此词开端句法,选注家多点断为“渺空烟四远,是何年、青天坠长星?”此乃拘于现代“语法”观念,而不解吾华汉文音律之浅见也。词为音乐文学,当时一篇脱手,立付歌坛,故以原谱音律节奏为最要之“句逗”,然长调长句中,又有一二处文义断连顿挫之点,原可适与律同,亦不妨小小变通旋斡,而非机械得如同读断“散文”“白话”一般。此种例句,俯拾而是。至于本篇开端启拍之长句,又不止于上述一义,其间妙理,更须指意。盖以世俗之“常识”而推,时、空二间,必待区分,不可混语。故“四远”为“渺空烟”之事,必属上连;而“何年”乃“坠长星”之事,允宜下缀也。殊不知在词人梦窗意念理路中,时之与空,本不须分,可以互喻换写,可以错综交织。如此处梦窗先则纵目空烟杳渺,环望无垠──此“四远”也,空间也,然而却又同时驰想:与如彼之遥远难名的空间相伴者,正是一种荒古难名的时间。此恰如今日天文学上以“光年”计距离,其空距即时距,二者一也,本不可分也。是以目见无边之空,即悟无始之古──于是乃设问云:此茫茫何处,渺渺何年,不知如何遂出此灵岩?莫非坠自青天之一巨星乎(此正似现代人所谓“巨大的陨石”了)?而由此坠星,遂幻出种种景象与事相;幻者,幻化而生之谓。灵岩山上,乃幻化出苍崖古木,以及云霭烟霞……乃更幻化出美人的“藏娇”之金屋,霸主的盘踞之宫城。主题至此托出,却从容自苍崖云树迤逦而递及之。笔似十分暇豫矣,然而主题一经引出,即便乘势而下,笔笔勾勒,笔笔皴染,亦即笔笔逼进,生出层层“幻”境,现于吾人之目前。
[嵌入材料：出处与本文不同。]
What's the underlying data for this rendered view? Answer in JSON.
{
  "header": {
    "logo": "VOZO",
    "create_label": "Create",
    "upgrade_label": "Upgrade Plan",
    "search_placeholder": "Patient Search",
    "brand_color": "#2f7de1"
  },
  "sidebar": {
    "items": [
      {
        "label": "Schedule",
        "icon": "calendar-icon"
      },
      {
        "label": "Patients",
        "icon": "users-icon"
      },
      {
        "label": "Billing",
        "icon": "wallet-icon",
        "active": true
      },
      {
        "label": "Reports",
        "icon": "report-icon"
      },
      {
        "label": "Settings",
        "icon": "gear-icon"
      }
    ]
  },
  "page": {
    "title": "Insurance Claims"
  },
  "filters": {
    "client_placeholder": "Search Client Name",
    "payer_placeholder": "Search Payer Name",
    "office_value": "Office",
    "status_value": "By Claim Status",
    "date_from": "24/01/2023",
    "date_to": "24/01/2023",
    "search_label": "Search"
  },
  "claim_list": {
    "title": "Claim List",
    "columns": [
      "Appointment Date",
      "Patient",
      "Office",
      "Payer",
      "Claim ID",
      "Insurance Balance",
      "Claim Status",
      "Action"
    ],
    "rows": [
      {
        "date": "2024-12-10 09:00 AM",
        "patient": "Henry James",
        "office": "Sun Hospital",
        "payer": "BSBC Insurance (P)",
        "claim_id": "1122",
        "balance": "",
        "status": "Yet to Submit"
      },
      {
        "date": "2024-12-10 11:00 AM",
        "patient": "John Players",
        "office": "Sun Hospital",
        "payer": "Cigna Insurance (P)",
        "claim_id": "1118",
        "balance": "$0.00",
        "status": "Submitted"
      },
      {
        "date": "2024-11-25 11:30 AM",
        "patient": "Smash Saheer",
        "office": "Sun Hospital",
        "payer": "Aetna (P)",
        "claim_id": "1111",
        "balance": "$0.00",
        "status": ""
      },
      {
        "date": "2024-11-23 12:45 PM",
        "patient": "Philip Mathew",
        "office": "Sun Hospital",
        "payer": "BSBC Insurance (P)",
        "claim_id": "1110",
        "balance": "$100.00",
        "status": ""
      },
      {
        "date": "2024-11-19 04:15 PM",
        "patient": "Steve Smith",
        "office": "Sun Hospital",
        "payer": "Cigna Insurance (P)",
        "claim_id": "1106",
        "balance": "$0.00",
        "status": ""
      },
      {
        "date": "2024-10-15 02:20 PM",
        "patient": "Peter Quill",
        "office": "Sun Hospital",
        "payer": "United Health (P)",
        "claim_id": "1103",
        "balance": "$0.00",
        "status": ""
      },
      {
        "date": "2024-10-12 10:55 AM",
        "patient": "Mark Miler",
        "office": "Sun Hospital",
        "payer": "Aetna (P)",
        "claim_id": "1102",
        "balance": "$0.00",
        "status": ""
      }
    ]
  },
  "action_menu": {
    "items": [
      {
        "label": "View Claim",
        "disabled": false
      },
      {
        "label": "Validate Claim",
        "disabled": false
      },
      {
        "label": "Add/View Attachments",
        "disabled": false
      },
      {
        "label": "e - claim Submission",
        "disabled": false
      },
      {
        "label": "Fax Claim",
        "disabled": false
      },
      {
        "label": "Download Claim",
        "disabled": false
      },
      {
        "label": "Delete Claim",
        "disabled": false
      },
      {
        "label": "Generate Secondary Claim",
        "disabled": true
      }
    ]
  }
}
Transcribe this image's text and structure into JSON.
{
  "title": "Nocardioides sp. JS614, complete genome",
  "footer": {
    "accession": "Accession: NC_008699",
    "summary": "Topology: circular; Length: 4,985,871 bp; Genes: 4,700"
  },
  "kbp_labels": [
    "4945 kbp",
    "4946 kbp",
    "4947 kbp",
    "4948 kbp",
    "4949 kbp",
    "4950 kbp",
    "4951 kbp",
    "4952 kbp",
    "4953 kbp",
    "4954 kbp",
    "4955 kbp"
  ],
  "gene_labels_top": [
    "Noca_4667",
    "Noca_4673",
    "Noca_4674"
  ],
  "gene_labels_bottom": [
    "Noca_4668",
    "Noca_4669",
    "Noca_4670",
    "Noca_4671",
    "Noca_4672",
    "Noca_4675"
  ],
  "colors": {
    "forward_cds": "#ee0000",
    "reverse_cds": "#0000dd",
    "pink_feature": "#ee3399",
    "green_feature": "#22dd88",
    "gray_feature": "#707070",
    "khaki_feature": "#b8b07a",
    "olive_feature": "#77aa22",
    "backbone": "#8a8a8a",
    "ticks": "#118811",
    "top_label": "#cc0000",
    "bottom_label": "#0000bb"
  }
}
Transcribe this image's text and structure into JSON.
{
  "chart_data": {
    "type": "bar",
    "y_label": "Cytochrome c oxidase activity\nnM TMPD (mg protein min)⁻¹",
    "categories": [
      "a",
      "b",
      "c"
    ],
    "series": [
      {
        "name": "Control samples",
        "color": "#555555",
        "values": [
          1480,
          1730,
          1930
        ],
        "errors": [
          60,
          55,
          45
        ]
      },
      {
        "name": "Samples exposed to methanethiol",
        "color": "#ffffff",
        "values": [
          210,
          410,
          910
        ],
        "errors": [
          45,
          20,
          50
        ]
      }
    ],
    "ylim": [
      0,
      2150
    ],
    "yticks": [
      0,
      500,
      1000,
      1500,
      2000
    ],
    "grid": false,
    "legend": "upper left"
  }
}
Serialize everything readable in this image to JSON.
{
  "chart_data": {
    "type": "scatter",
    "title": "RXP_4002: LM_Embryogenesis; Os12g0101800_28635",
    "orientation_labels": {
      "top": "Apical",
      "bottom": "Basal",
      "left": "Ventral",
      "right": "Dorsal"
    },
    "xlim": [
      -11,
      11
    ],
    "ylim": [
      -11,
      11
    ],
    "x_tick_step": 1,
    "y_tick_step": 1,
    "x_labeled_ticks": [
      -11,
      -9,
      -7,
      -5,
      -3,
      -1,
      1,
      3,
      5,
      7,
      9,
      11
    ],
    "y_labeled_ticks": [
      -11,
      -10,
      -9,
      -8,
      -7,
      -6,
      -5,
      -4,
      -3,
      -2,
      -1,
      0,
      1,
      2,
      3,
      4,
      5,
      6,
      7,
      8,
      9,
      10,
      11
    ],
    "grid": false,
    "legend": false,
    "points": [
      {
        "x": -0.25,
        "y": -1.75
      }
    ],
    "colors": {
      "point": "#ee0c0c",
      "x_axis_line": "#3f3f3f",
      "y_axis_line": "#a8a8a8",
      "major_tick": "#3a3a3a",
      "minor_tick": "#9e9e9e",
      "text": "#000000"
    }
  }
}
以下便以“采香泾”再展想象的历史之画图:采香泾乃吴王宫女采集香料之处,一水其直如箭,故又名箭泾,泾亦读去声,作“径”,形误。宫中脂粉,流出宫外,以至溪流皆为之“腻”,语意出自杜牧之《阿房宫赋》:“渭流涨腻,弃脂水也。”此系脱化古人,不足为奇,足以为奇者,箭泾而续之以酸风射眼(用李长吉“东关酸风射眸子”),腻水而系之以染花腥,遂将古史前尘,与目中实境,幻而为一,不知其古耶今耶?抑古即今,今亦古耶?感慨系之。花腥二字尤奇,盖谓吴宫美女,脂粉成河,流出宫墙,使所浇溉之山花不独染着脂粉之香气,亦且带有人体之“腥”味。下此“腥”者,为复是美?为复是恶?诚恐一时难辨。而尔时词人鼻观中所闻,一似此种腥香特有之气味,犹为灵岩花木散发不尽!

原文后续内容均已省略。